Inflation fears have driven a spike in interest rates, and a fiscal crisis is inevitable even if not imminent, says a note from Piper Sandler.
Addressing the crisis would require cutting Medicaid and entitlements, retaining/adding payers to the tax base, and reducing government borrowing.
These are unpopular across the political spectrum, and the firm advises investors to assume that whatever the government does will likely be weak or irresponsible.

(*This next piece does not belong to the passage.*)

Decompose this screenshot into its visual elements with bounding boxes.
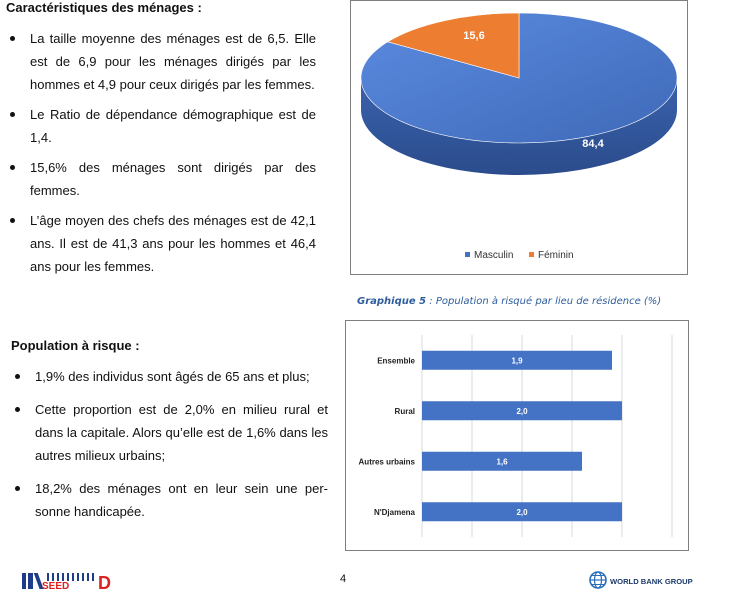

The United States retains extraordinary advantages like the dollar's reserve currency status, deep treasury markets, significant taxation capacity, military and geopolitical power, and the ability to stabilize markets via the Federal Reserve. Nevertheless, the possibility of a U.S. fiscal crisis is no longer considered a fringe concern by serious financial actors.
According to Piper Sandler, public debt as a share of GDP has crossed 100%, while productive workers are aging out of the workforce and entitlements are growing faster than GDP.
Analysts note that interest costs are soaring, and the next recession could send the deficit to rarely seen heights.
Policy makers' reactions to the growing burden of interest cost are another sign the U.S. is in the initial stages of a fiscal crisis. President Trump is pressuring the Fed to cut rates, but this does not address the root causes of the budget problems.
The firm does not believe that either a Democrat or a Republican government will respond effectively to a fiscal crisis. Both parties are loath to cut taxes with corresponding offsets, willing to remove millions of taxpayers from the income tax rolls, and hesitant to cut Medicare and other entitlements.
Any likely policy actions taken by either government will likely lead to a budgetary crisis and higher taxes or both. Piper Sandler believes that if interest rates rise to levels that put substantial pressure on the economy and the federal budget deficit, Congress would probably be roused to action. However, the odds that the actions taken would make the necessary painful, unpopular compromises required to meaningfully boost confidence in the financial markets are almost inconceivable.